Opinión

Carnaval de Viana

Carnaval, carnaval. El cojo grita: ¡lo bailado… bailado!

Tambores en la ciudad, golpeados con frenesí, rompen el aire. Y aquel vestido carmesí, que luce con distinción un barbudo del Potosí. 

Y desfilan con ritmos diferentes, una vieja con bigote, un obispo gordinflón, delicado pitiminí, que reza con fruición y bendice con hisopo de cartón; un guardia civil, un barbero, un peregrino, tres falsas chicas, un soldado portugués, un romano y veinte negros, cantando todo en inglés.

Y este grupo demente, desequilibrado, chiflado, neurasténico, tocado, histérico, alucinado, enajenado…

De manera muy cabal, expresan con su vértigo, que le queda poco tiempo a este mundo tan carnal. Y se oirá para todos, definitiva, la trompeta del final.

Se ríe sin ganas y con ganas. Se golpean las azadas. Bailan todos locos, con disfraces y coloridos flecos, campanillas y esquilones, harina blanca y hormigas rojas…Carne y más carne congelada, subastan en los rincones…

Un cojo grita: ¡Lo bailado… bailado!…Y no estuvo tan mal.

Pero irremediable…nadie podrá pararlo.
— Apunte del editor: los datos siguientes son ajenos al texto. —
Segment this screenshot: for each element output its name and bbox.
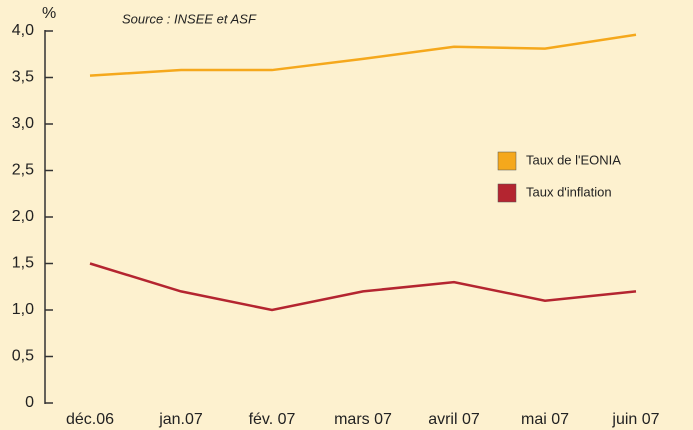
- y-tick-label: 2,5: [12, 162, 34, 179]
- legend-label: Taux de l'EONIA: [526, 152, 621, 167]
- legend-swatch: [497, 183, 517, 203]
- y-tick-label: 0,5: [12, 348, 34, 365]
- x-tick-label: jan.07: [158, 411, 203, 428]
- x-tick-label: déc.06: [66, 411, 114, 428]
- x-tick-label: mai 07: [521, 411, 569, 428]
- y-tick-label: 2,0: [12, 208, 34, 225]
- legend-label: Taux d'inflation: [526, 184, 612, 199]
- legend-swatch: [497, 151, 517, 171]
- x-tick-label: juin 07: [611, 411, 659, 428]
- y-tick-label: 3,5: [12, 69, 34, 86]
- y-tick-label: 3,0: [12, 115, 34, 132]
- y-axis-label: %: [42, 5, 56, 22]
- y-tick-label: 4,0: [12, 22, 34, 39]
- series-line: [89, 262, 637, 312]
- series-line: [89, 33, 637, 77]
- x-tick-label: avril 07: [428, 411, 480, 428]
- y-tick-label: 1,0: [12, 301, 34, 318]
- x-tick-label: mars 07: [334, 411, 392, 428]
- y-tick-label: 1,5: [12, 255, 34, 272]
- annotation: Source : INSEE et ASF: [122, 11, 257, 26]
- y-tick-label: 0: [25, 394, 34, 411]
- x-tick-label: fév. 07: [249, 411, 296, 428]
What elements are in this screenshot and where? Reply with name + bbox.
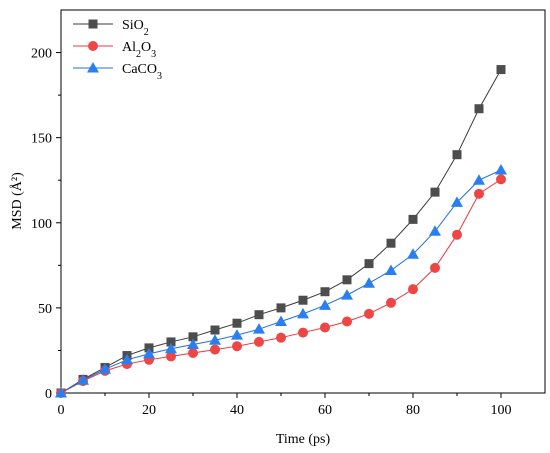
data-point-caco3 [429,225,441,236]
data-point-caco3 [165,342,177,354]
legend-marker-caco3 [87,62,99,73]
data-point-al2o3 [408,284,418,295]
data-point-caco3 [473,174,485,185]
data-point-caco3 [385,264,397,275]
y-tick-label: 0 [45,387,52,402]
data-point-al2o3 [232,341,242,352]
axis-ticks: 0 20 40 60 80 100 0 50 100 150 200 [31,47,512,418]
data-point-al2o3 [342,316,352,327]
data-point-sio2 [408,214,418,224]
data-point-caco3 [209,334,221,345]
data-point-sio2 [320,287,330,297]
data-point-al2o3 [364,308,374,319]
legend-label-al2o3: Al2O3 [122,40,156,60]
data-point-sio2 [276,303,286,313]
data-point-sio2 [210,325,220,335]
data-point-sio2 [298,295,308,305]
data-point-al2o3 [254,336,264,347]
legend-item-caco3: CaCO3 [73,62,162,82]
data-point-sio2 [430,187,440,197]
data-point-al2o3 [210,344,220,355]
data-point-sio2 [496,65,506,75]
data-point-caco3 [451,196,463,207]
data-point-caco3 [275,315,287,327]
data-point-al2o3 [320,322,330,333]
data-point-caco3 [297,307,309,319]
legend-item-al2o3: Al2O3 [73,40,156,60]
data-point-al2o3 [430,262,440,273]
data-point-sio2 [342,275,352,285]
data-point-sio2 [364,259,374,269]
x-tick-label: 40 [230,403,244,418]
data-point-caco3 [495,164,507,175]
series-al2o3 [56,174,506,398]
series-layer [55,65,507,398]
x-tick-label: 20 [142,403,156,418]
data-point-al2o3 [386,297,396,308]
data-point-caco3 [231,329,243,340]
data-point-sio2 [166,337,176,347]
y-axis-label: MSD (Å²) [9,172,25,230]
legend-marker-sio2 [88,19,98,29]
data-point-caco3 [341,289,353,300]
data-point-sio2 [452,150,462,160]
x-tick-label: 80 [406,403,420,418]
data-point-sio2 [254,310,264,320]
plot-frame [60,9,546,394]
data-point-sio2 [474,104,484,114]
data-point-al2o3 [496,174,506,185]
legend-label-caco3: CaCO3 [122,62,162,82]
data-point-caco3 [99,363,111,374]
data-point-sio2 [232,318,242,328]
legend-item-sio2: SiO2 [73,18,149,38]
y-tick-label: 50 [38,302,52,317]
legend-marker-al2o3 [88,41,98,51]
data-point-al2o3 [166,351,176,362]
y-tick-label: 200 [31,47,52,62]
x-tick-label: 0 [58,403,65,418]
data-point-sio2 [386,238,396,248]
x-tick-label: 100 [491,403,512,418]
data-point-caco3 [77,374,89,385]
data-point-caco3 [407,248,419,259]
data-point-al2o3 [188,347,198,358]
y-tick-label: 150 [31,132,52,147]
data-point-al2o3 [474,188,484,199]
data-point-al2o3 [298,327,308,338]
legend-label-sio2: SiO2 [122,18,149,38]
data-point-caco3 [187,338,199,349]
x-axis-label: Time (ps) [276,432,331,447]
data-point-caco3 [55,387,67,398]
series-caco3 [55,164,507,398]
data-point-al2o3 [276,332,286,343]
data-point-caco3 [363,277,375,288]
y-tick-label: 100 [31,217,52,232]
data-point-caco3 [253,323,265,334]
x-tick-label: 60 [318,403,332,418]
data-point-al2o3 [452,229,462,240]
data-point-caco3 [121,353,133,365]
data-point-caco3 [319,299,331,310]
data-point-caco3 [143,347,155,359]
data-point-sio2 [188,332,198,342]
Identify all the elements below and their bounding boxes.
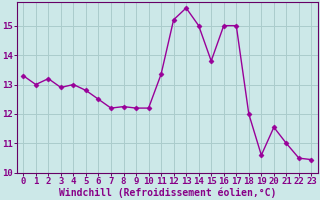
- X-axis label: Windchill (Refroidissement éolien,°C): Windchill (Refroidissement éolien,°C): [59, 187, 276, 198]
Y quieras o no quieras… Te parezca bien o mal… El ángel de la corneta y la vieja de la guadaña, llegarán a la tarde de tu vida, y bien cabrones… a la fiesta de tu carnaval.

Así lo describí en el poemario “El corazón de felpa” (2016). Hoy lo traigo, no por una vana fachenda, sino porque un poema ya pronunciado no ha de volver jamás a su carcaj sin que la gente lo aprenda.
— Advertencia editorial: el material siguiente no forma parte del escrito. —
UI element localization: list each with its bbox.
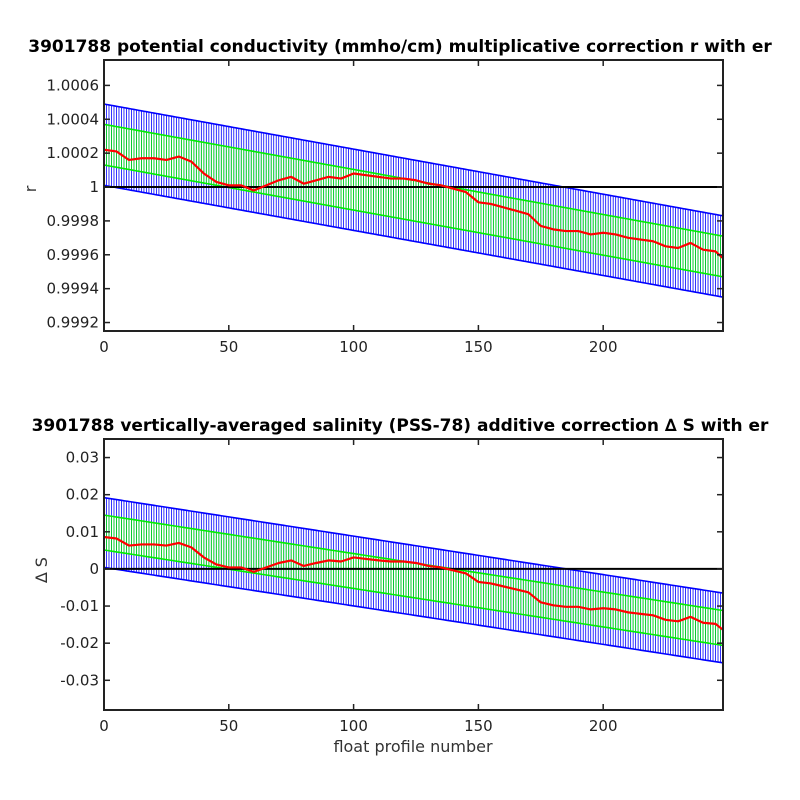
top-ytick-label: 0.9992 xyxy=(47,314,100,332)
bottom-xtick-label: 200 xyxy=(589,717,618,735)
bottom-chart-ylabel: ∆ S xyxy=(32,557,51,584)
top-correction-line xyxy=(103,148,724,259)
conductivity-correction-panel: 3901788 potential conductivity (mmho/cm)… xyxy=(21,37,772,356)
top-xtick-label: 150 xyxy=(464,338,493,356)
top-xtick-label: 100 xyxy=(339,338,368,356)
bottom-correction-line xyxy=(103,535,724,631)
bottom-axes-frame xyxy=(103,438,724,711)
bottom-errorbar-lower-edge xyxy=(103,549,724,647)
bottom-chart-plot-area: -0.03 -0.02 -0.01 0 0.01 0.02 0.03 0 50 100 150 200 xyxy=(60,438,724,735)
top-xtick-label: 200 xyxy=(589,338,618,356)
top-chart-plot-area: 0.9992 0.9994 0.9996 0.9998 1 1.0002 1.0004 1.0… xyxy=(47,59,724,356)
top-errorbar-lower-edge xyxy=(103,184,724,298)
salinity-correction-panel: 3901788 vertically-averaged salinity (PS… xyxy=(32,416,769,756)
bottom-ytick-label: -0.02 xyxy=(60,634,99,652)
bottom-chart-title: 3901788 vertically-averaged salinity (PS… xyxy=(32,416,769,436)
bottom-xtick-label: 50 xyxy=(219,717,238,735)
top-ytick-label: 0.9998 xyxy=(47,212,100,230)
bottom-xtick-label: 0 xyxy=(99,717,109,735)
top-errorbar-lower-edge xyxy=(103,164,724,278)
bottom-ytick-label: 0.03 xyxy=(66,449,99,467)
top-ytick-label: 1.0002 xyxy=(47,144,100,162)
top-ytick-label: 1 xyxy=(89,178,99,196)
bottom-xtick-label: 100 xyxy=(339,717,368,735)
bottom-ytick-label: 0.02 xyxy=(66,486,99,504)
top-ytick-label: 1.0006 xyxy=(47,76,100,94)
top-errorbar-upper-edge xyxy=(103,103,724,217)
bottom-errorbars-inner xyxy=(103,514,724,647)
top-errorbars-inner xyxy=(103,123,724,278)
top-axes-frame xyxy=(103,59,724,332)
bottom-ytick-label: -0.03 xyxy=(60,671,99,689)
top-ytick-label: 0.9994 xyxy=(47,280,100,298)
bottom-ytick-label: 0.01 xyxy=(66,523,99,541)
top-chart-ylabel: r xyxy=(21,185,40,192)
top-chart-title: 3901788 potential conductivity (mmho/cm)… xyxy=(28,37,772,57)
bottom-errorbar-lower-edge xyxy=(103,566,724,664)
top-xtick-label: 50 xyxy=(219,338,238,356)
top-ytick-label: 1.0004 xyxy=(47,110,100,128)
bottom-ytick-label: -0.01 xyxy=(60,597,99,615)
top-ytick-label: 0.9996 xyxy=(47,246,100,264)
bottom-ytick-label: 0 xyxy=(89,560,99,578)
top-xtick-label: 0 xyxy=(99,338,109,356)
bottom-xtick-label: 150 xyxy=(464,717,493,735)
bottom-chart-xlabel: float profile number xyxy=(333,737,493,756)
bottom-errorbar-upper-edge xyxy=(103,496,724,594)
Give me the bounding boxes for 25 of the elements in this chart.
Terminado, hace nada, ese tiempo de ternura, estamos ya en éste del carnaval en el que los ruidos, golpes, carrozas, tambores… te hacen penetrar en tu parte terrenal, esa que te hace sentirte vivo, bebiendo el mejor vino y comiendo a dos carrillos la huesuda y gordísima androlla que se abre el pecho para que la comas de arriba abajo, y lo hagas con desparpajo.
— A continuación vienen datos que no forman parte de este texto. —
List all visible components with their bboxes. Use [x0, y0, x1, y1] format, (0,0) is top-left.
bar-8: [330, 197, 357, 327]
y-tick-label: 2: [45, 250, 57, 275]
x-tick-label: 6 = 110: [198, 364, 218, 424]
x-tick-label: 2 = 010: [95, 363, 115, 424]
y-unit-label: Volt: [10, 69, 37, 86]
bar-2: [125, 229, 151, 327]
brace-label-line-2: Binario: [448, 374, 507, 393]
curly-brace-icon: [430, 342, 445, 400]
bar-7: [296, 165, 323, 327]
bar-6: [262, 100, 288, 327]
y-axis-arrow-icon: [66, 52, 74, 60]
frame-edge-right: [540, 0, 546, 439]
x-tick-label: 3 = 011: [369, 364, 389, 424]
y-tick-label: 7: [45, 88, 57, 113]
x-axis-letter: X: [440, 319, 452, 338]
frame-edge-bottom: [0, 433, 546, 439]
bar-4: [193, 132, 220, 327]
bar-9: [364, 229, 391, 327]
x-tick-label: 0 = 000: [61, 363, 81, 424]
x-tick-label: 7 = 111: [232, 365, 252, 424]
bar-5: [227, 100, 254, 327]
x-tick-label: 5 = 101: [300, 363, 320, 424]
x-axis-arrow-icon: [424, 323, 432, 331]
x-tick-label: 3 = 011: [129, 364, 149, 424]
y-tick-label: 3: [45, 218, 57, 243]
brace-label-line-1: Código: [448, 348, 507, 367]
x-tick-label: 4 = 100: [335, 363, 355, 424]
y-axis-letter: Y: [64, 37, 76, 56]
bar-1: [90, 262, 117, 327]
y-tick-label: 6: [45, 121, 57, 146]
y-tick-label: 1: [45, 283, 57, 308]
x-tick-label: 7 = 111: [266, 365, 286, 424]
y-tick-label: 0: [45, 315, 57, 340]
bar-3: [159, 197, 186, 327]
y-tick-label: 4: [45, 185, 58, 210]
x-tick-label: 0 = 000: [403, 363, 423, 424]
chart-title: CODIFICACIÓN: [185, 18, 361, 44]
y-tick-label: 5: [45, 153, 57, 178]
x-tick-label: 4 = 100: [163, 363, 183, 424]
Y si preguntas el porqué de tanta harina que se arroja sobre cada vecino y vecina, que se esparce por las calles como una hermosa neblina, vamos a decirte que pintados, todos somos iguales. Seamos ricos o pobres, reyes, alcaldes, autoridades. Gruesos, bajos, altos, o flacos. Muertos y vivos. Se me ocurre que las ánimas de los antiguos así, con harina pintados, si volviesen al carnaval pasarían desapercibidos y estarían por todos los lados. 

Porque quién puede jurar que aquel o aquella que baila contigo, pongamos un martes de carnaval, no es aquel o aquella de tu pueblo que se fue al otro barrio, hace cuatro, siete, treinta o trescientos años.

Desde más arriba, desde lejos, viene el ruido de los bombos, y el rebato es infernal. El sol se sube como un chico a la torre del homenaje. El estruendo produce primero susto, luego pavor y miedo. Al menos 52 tribus, aquellas de otros tiempos, avanzan por los caminos pedregosos y polvorientos. La sangre corre por las manos de los que golpean los cueros.

De manera muy cabal, expresan con su vértigo, que le queda poco tiempo a este mundo tan carnal. Y se oirá para todos, definitiva, la trompeta del final.

Y cantaremos con Amalia: Si la sangre no me engaña, como engaña la fantasía… diremos con alegría: “Hemos de ir a Viana”.